Q: What made you unique?
A: Our music was somewhere between big band, jazz and rock ‘n roll. Also, most groups at the time had one lead singer and two or three others singing “doo wha” in the background. I wanted three very strong soloists who not only had the ability and showmanship to perform and entertain an audience on their own, but who also could maintain the discipline needed to be group singers.
Q: Who were the original Lettermen?
A: What original Lettermen? The Lettermen name first appeared in February 1958 on the marquee of the Desert Inn in Las Vegas. I, along with Mike Barnett and Talmadge Russell performed in the record-shattering review “Newcomers of 1928.” It featured Paul Whiteman’s Orchestra. Now you have to understand that Paul was a huge star in the 1920s and 30s. Based on record sales, he was as big a star as The Beatles were 30 years later. He starred in this review featuring silent films star Buster Keaton and singer Rudy Vallee. We were the reincarnation of The Rhythm Boys, the vocal group that toured with Whiteman’s Orchestra in the 1920s. I played the part of Bing Crosby. It lasted six weeks. But for 15 minutes every night I was in a skit onstage with Buster Keaton. It was amazing at such a young age to be working with such monstrous stars. We wanted to make a recording, but we didn’t have the money to record. Paul Whiteman offered to pay for a recording session if we’d become the new Rhythm Boys. Actually, Gary Clarke and Jim Blaine were the first Lettermen to record with me.
Q: When did things start to break for you?
A: By 1960, the members of the group evolved to be Jim Pike and Bob Engemann, and we developed The Lettermen sound. If anyone left the group they’d have to sell their third, back to the group and never be able to ever again use the Lettermen name. We were originally signed by Warner Bothers and released our first singles. But in 1961, Nic Venet came on board at Capitol Records and told Capitol it needed some new blood. Our debut Capitol single record came out in 1961 entitled, “That’s My Desire.” The B-side of the record was a slow, syrupy tune called “The Way You Look Tonight.” It was originally from the movie “Swingtime” with Ginger Rodgers and Fred Astaire. There was this DJ in Detroit who had a habit of playing B-side tunes and one night he did just that with our record. The phones lit up and it became a hit with the young kids. It was a very powerful station, so when Capitol called the radio station and told them they were playing the wrong side of the record, the station told Capitol they had better turn the record over, which Capitol did, and it went up to the No. 5 position on the charts. That was a huge break, because we were now typed as a unique romantic ballad-singing group. “When I Fall in Love” came out later in the year and also reached the top of the charts.

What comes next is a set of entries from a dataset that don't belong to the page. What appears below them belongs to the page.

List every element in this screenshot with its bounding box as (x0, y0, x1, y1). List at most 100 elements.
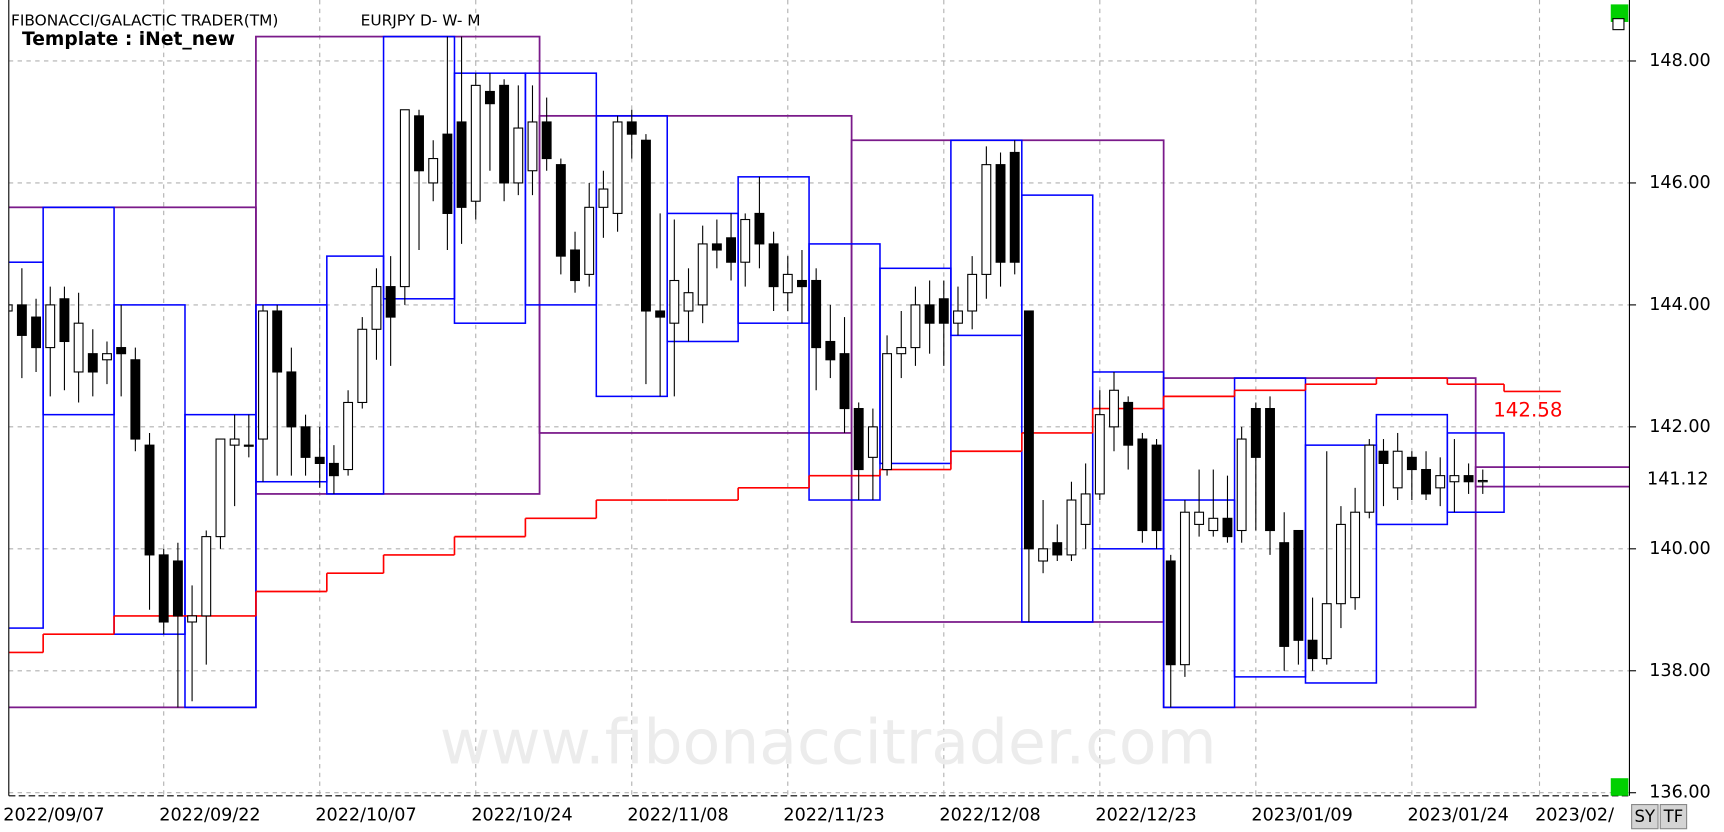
weekly-box (879, 267, 952, 465)
candle-body-up (697, 243, 708, 306)
candle-body-up (1194, 511, 1205, 525)
candle-body-up (73, 322, 84, 373)
candle-body-down (1307, 639, 1318, 660)
candle-body-down (641, 139, 651, 312)
watermark: www.fibonaccitrader.com (440, 707, 1217, 779)
candle-body-up (910, 304, 921, 349)
candle-body-up (1179, 511, 1190, 666)
app-title: FIBONACCI/GALACTIC TRADER(TM) (11, 11, 278, 29)
candle-body-up (1236, 438, 1247, 532)
corner-button[interactable] (1610, 778, 1629, 796)
sy-label[interactable]: SY (1635, 807, 1656, 826)
candle-body-down (839, 353, 850, 410)
candle-body-up (598, 188, 609, 208)
candle-body-down (1279, 542, 1290, 647)
candle-body-up (669, 279, 680, 324)
candle-body-down (130, 359, 141, 440)
candle-body-down (1009, 151, 1020, 263)
candle-body-up (1335, 523, 1346, 605)
candle-body-up (201, 536, 212, 617)
y-tick-label: 138.00 (1649, 661, 1711, 681)
candle-body-down (59, 298, 70, 343)
candle-body-down (328, 462, 339, 477)
candle-body-down (484, 90, 495, 105)
candle-body-up (1066, 499, 1077, 556)
candle-body-up (896, 347, 907, 355)
x-tick-label: 2022/10/07 (315, 806, 416, 826)
tf-label[interactable]: TF (1663, 807, 1684, 826)
candle-body-up (1208, 517, 1219, 532)
candle-body-down (16, 304, 27, 336)
y-tick-label: 142.00 (1649, 417, 1711, 437)
weekly-box (1091, 371, 1165, 550)
candle-body-up (967, 273, 978, 312)
candle-body-down (797, 279, 807, 288)
candle-body-up (527, 121, 538, 172)
monthly-box (1474, 466, 1630, 488)
x-tick-label: 2022/11/23 (783, 806, 884, 826)
candle-body-down (1293, 529, 1304, 641)
candle-body-down (1137, 438, 1148, 532)
candle-body-down (655, 310, 666, 318)
plot-area (8, 0, 1630, 796)
symbol: EURJPY D- W- M (361, 11, 481, 29)
candle-body-up (513, 127, 524, 184)
candle-body-up (953, 310, 963, 324)
weekly-box (326, 255, 385, 495)
x-tick-label: 2022/12/08 (939, 806, 1040, 826)
candle-body-up (1094, 414, 1105, 495)
candle-body-up (102, 353, 112, 361)
candle-body-up (584, 206, 595, 275)
x-tick-label: 2022/10/24 (471, 806, 572, 826)
candle-body-up (612, 121, 623, 214)
candle-body-down (1123, 401, 1134, 446)
x-tick-label: 2023/01/24 (1407, 806, 1508, 826)
candle-body-up (243, 444, 254, 447)
candle-body-down (286, 371, 297, 428)
candle-body-down (1406, 456, 1417, 471)
candle-body-up (187, 615, 198, 623)
x-tick-label: 2023/01/09 (1251, 806, 1352, 826)
candle-body-up (8, 304, 13, 312)
candle-body-up (1392, 450, 1403, 489)
candle-body-down (31, 316, 42, 349)
candle-body-down (172, 560, 183, 617)
candle-body-down (442, 133, 453, 214)
candle-body-down (924, 304, 935, 324)
candle-body-down (414, 115, 424, 172)
candle-body-down (116, 347, 127, 355)
candle-body-down (938, 298, 949, 324)
sy-button[interactable] (1631, 804, 1659, 830)
candle-body-down (300, 426, 311, 458)
candle-body-up (45, 304, 56, 349)
candle-body-down (1421, 468, 1431, 495)
candle-body-up (1080, 493, 1091, 525)
candle-body-down (754, 212, 765, 245)
candle-body-down (272, 310, 283, 373)
candle-body-up (683, 292, 694, 312)
template: Template : iNet_new (22, 29, 235, 50)
y-tick-label: 144.00 (1649, 295, 1711, 315)
candle-body-down (499, 84, 510, 184)
candle-body-up (981, 164, 992, 275)
candle-body-down (711, 243, 722, 251)
corner-button[interactable] (1610, 4, 1629, 22)
x-tick-label: 2022/12/23 (1095, 806, 1196, 826)
candle-body-down (626, 121, 637, 135)
candle-body-down (811, 279, 822, 349)
candle-body-down (314, 456, 325, 464)
candle-body-up (470, 84, 481, 202)
candle-body-down (385, 286, 396, 318)
tf-button[interactable] (1659, 804, 1688, 830)
candle-body-up (229, 438, 240, 446)
candle-body-down (1463, 475, 1474, 483)
candle-body-down (570, 249, 580, 282)
candle-body-up (1350, 511, 1361, 599)
candle-body-up (1477, 479, 1488, 483)
y-tick-label: 146.00 (1649, 173, 1711, 193)
candle-body-up (1435, 475, 1446, 489)
stop-label: 142.58 (1493, 399, 1562, 422)
candle-body-down (1052, 542, 1063, 556)
x-tick-label: 2023/02/ (1535, 806, 1614, 826)
candle-body-down (1023, 310, 1034, 550)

Q: Unlike many vocal groups of that era, you not only survived but flourished with 32 consecutive top 100 albums. Why?
A: I think our sound was appealing to both youth and adults. We did campus tours, but we also appeared on shows hosted by Jack Benny, George Burns, Bob Hope and Red Skelton. If we would have stuck strictly to rock we wouldn’t have had that chance. It’s helped to produce a well-rounded career from concerts to Vegas shows, television and recording. Another important factor is that we’ve had only seven personnel changes in the past 50 years. My current partners, Donovan Tea and Mark Preston, are the longest lasting Lettermen besides me. There was a fellow I became friends with, during my days as a lounge singer in the late 50s, when I was with such groups as the “Up Starts” and the “What Notts”, he was with the Bobby Doyle Three. When we had an opening in The Lettermen, he wanted to join the group in the worst way. He asked for an audition and I granted him one, but his sound wasn’t quite right. That guy was Kenny Rogers.
Q: How do you stay fresh?
A: If you line up all 76 albums we’ve done in row and look at the cover photos, you can watch our hair grow longer and longer through 1979. We never wanted to be considered too passé or square. Every year we’d reinvent ourselves. We’d keep abreast of GQ and other trendy magazines for wardrobe style. We never considered ourselves as being an “oldies group”; we look at The Lettermen as being a 2010 entertainment package that happens to have had hits in the 1960’s and 1970’s. We’re always striving to better ourselves. I’m sitting in my Grandpa’s house now across the street from where I grew up, reminiscing of those wonderful days as kids not realizing how poor we were but how loved we were. Life to me is not a matter of making money. It’s a matter of doing the best I can, to do a good show. After every show we go out into the theater lobby to meet and sign autographs for our fans. We are usually the last ones to leave because of our conversations with those fans. It gets really personal for me, when I realize how our vocal group has made such a big impact in people’s lives. We change about 25% of our show each year. We can’t do all of the 800 songs we’ve recorded in one show, so we rotate songs from show to show and try to do those with the most appeal. We feel we’re not just there to sing songs, but to entertain our audience. I don’t believe an act should just get on stage and phone it in. We like to interact with our audience. We have the ushers take down all those “No Cameras Allowed” signs in most theaters, because we have a camera song in our show, where we actually take photographs on stage with patrons who have brought cameras. We try to treat every show we do as if it were our last show.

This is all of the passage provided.